Sunset for the Wild West: Making ML disciplined by default
Session Abstract
Many novel machine learning techniques started as clever hacks that just happened to work, but the demands of building real systems can be at odds with this creative culture. Learn about our open-source stack to improve quality-of-life for ML researchers and infrastructure teams alike — and how their concerns aren’t as different as you might think.
Session Description
At first glance, MLOps teams have an unenviable challenge, since they exist to bridge the gap between machine learning practitioners and infrastructure engineers, who work at opposite ends of the application stack and have distinct vocabularies, skills, and goals. Practitioners often adopt an anything-goes creative approach and figure out why a technique works after it’s already getting results; this culture has led to many advances in applied machine learning but can be in tension with building reliable systems. However, there’s a surprising commonality between ML practitioners and infrastructure teams, and their concerns may not be as different as they appear.
Infrastructure engineers care about security, observability, and predictable utilization while ML practitioners care about reproducibility, understandability, and performance. This session will argue that the diverse concerns of these groups are often manifestations of the same underlying systems challenges, and that the same open-source tools can help both audiences address their pain points. We’ll draw on our experience helping researchers get experiments into production at scale and helping infrastructure teams deploy and manage enormous clusters. Most importantly, we did this while meeting practitioners where they are: without requiring researchers to become release engineers or demanding that SRE teams start caring about gradients or manifolds.

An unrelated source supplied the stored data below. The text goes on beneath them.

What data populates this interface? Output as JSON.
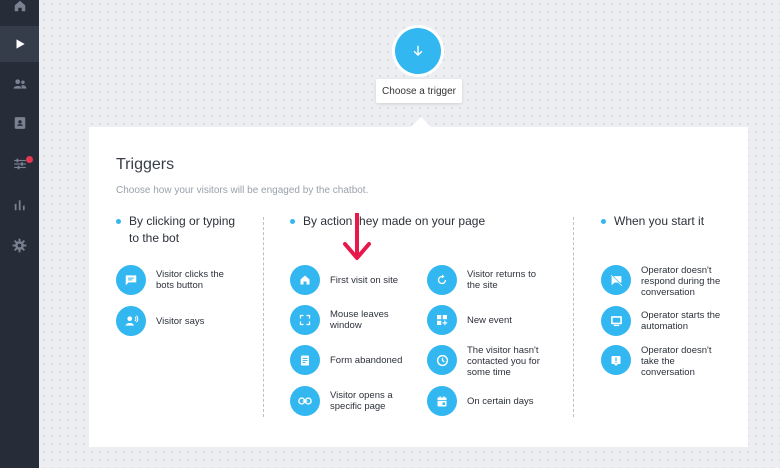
{
  "sidebar": {
    "items": [
      {
        "icon": "home-icon"
      },
      {
        "icon": "play-icon"
      },
      {
        "icon": "users-icon"
      },
      {
        "icon": "contacts-book-icon"
      },
      {
        "icon": "sliders-icon"
      },
      {
        "icon": "bar-chart-icon"
      },
      {
        "icon": "gear-icon"
      }
    ]
  },
  "trigger_button": {
    "icon": "arrow-down-icon",
    "tooltip": "Choose a trigger"
  },
  "panel": {
    "title": "Triggers",
    "subtitle": "Choose how your visitors will be engaged by the chatbot.",
    "columns": [
      {
        "heading_line1": "By clicking or typing",
        "heading_line2": "to the bot",
        "items": [
          {
            "line1": "Visitor clicks the",
            "line2": "bots button",
            "line3": "",
            "icon": "chat-icon"
          },
          {
            "line1": "Visitor says",
            "line2": "",
            "line3": "",
            "icon": "person-speaking-icon"
          }
        ]
      },
      {
        "heading": "By action they made on your page",
        "items": [
          {
            "line1": "First visit on site",
            "line2": "",
            "line3": "",
            "icon": "home-icon"
          },
          {
            "line1": "Mouse leaves",
            "line2": "window",
            "line3": "",
            "icon": "fullscreen-icon"
          },
          {
            "line1": "Form abandoned",
            "line2": "",
            "line3": "",
            "icon": "form-icon"
          },
          {
            "line1": "Visitor opens a",
            "line2": "specific page",
            "line3": "",
            "icon": "link-icon"
          }
        ]
      },
      {
        "items": [
          {
            "line1": "Visitor returns to",
            "line2": "the site",
            "line3": "",
            "icon": "refresh-icon"
          },
          {
            "line1": "New event",
            "line2": "",
            "line3": "",
            "icon": "grid-plus-icon"
          },
          {
            "line1": "The visitor hasn't",
            "line2": "contacted you for",
            "line3": "some time",
            "icon": "clock-icon"
          },
          {
            "line1": "On certain days",
            "line2": "",
            "line3": "",
            "icon": "calendar-icon"
          }
        ]
      },
      {
        "heading": "When you start it",
        "items": [
          {
            "line1": "Operator doesn't",
            "line2": "respond during the",
            "line3": "conversation",
            "icon": "chat-off-icon"
          },
          {
            "line1": "Operator starts the",
            "line2": "automation",
            "line3": "",
            "icon": "monitor-icon"
          },
          {
            "line1": "Operator doesn't",
            "line2": "take the",
            "line3": "conversation",
            "icon": "alert-icon"
          }
        ]
      }
    ]
  },
  "annotation": {
    "icon": "red-arrow-down-icon",
    "color": "#e8184b"
  },
  "colors": {
    "accent": "#33b7f1",
    "sidebar": "#262c38",
    "badge": "#e8384f"
  }
}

You’ll come away from this talk with concrete tools and playbooks to make machine learning systems safer and more predictable, to eliminate the error-prone manual work of getting code from an experimental environment ready for collaboration or production, to help researchers achieve reproducible results, to better understand the software your team wants to run and the infrastructure that supports it, to balance overhead and observability for demanding workloads, and to ensure that you know at a glance what’s actually running on your compute clusters — from project-specific Kubernetes configurations all the way down to device drivers and everything in between.